A África está em um momento crucial de transformação, buscando redefinir suas relações globais e priorizando parcerias equitativas. Comemorando 140 anos desde a Conferência de Berlim, onde potências imperialistas dividiram o continente, a África enfrenta um cenário de desigualdade nas parcerias internacionais. Modelos de desenvolvimento impostos falharam em beneficiar a população local, levando a um chamado urgente para que os africanos assumam o controle de seu próprio futuro.
A Agenda 2063 e a Área de Livre Comércio Continental Africana (AfCFTA) são iniciativas que visam um crescimento sustentável e autônomo. A AfCFTA, em vigor desde 2019, conecta 1,5 bilhão de pessoas em um único mercado e pode aumentar as exportações africanas em 32% até 2035. Contudo, a implementação de medidas de facilitação comercial é essencial para garantir que esses benefícios sejam alcançados.
A exploração de minerais críticos, como cobalto e elementos de terras raras, destaca a necessidade de um novo modelo econômico.

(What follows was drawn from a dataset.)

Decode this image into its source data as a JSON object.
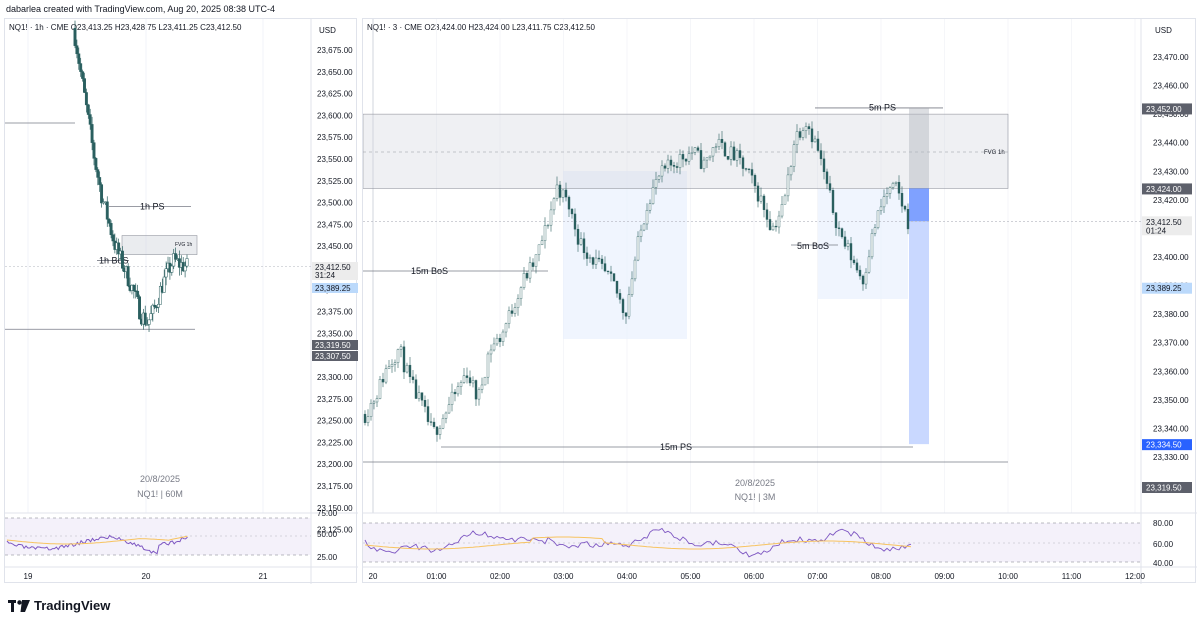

Apesar de a República Democrática do Congo produzir mais de 70% do cobalto mundial, a África retém apenas 10% da receita global desses recursos. Sem garantias de benefícios locais, o modelo atual pode perpetuar a desigualdade e a extração de riqueza do continente.
A juventude africana, que representa mais de 60% da população, é uma força vital para a transformação econômica. Com um potencial significativo nas indústrias criativas e tecnológicas, essa geração pode impulsionar o crescimento global. Além disso, a África possui a capacidade de mobilizar cerca de 1,43 trilhões de dólares em recursos domésticos, mas enfrenta desafios como altos custos de dívida e falta de investimentos em infraestrutura.
A colaboração entre países africanos e parceiros globais deve ser reestruturada. A África não busca caridade, mas sim parcerias que respeitem sua autonomia e promovam um desenvolvimento mútuo. O G-20, sob a presidência da África do Sul, está em uma posição única para abordar questões como o custo do capital e a reestruturação da dívida soberana, essenciais para o crescimento sustentável do continente.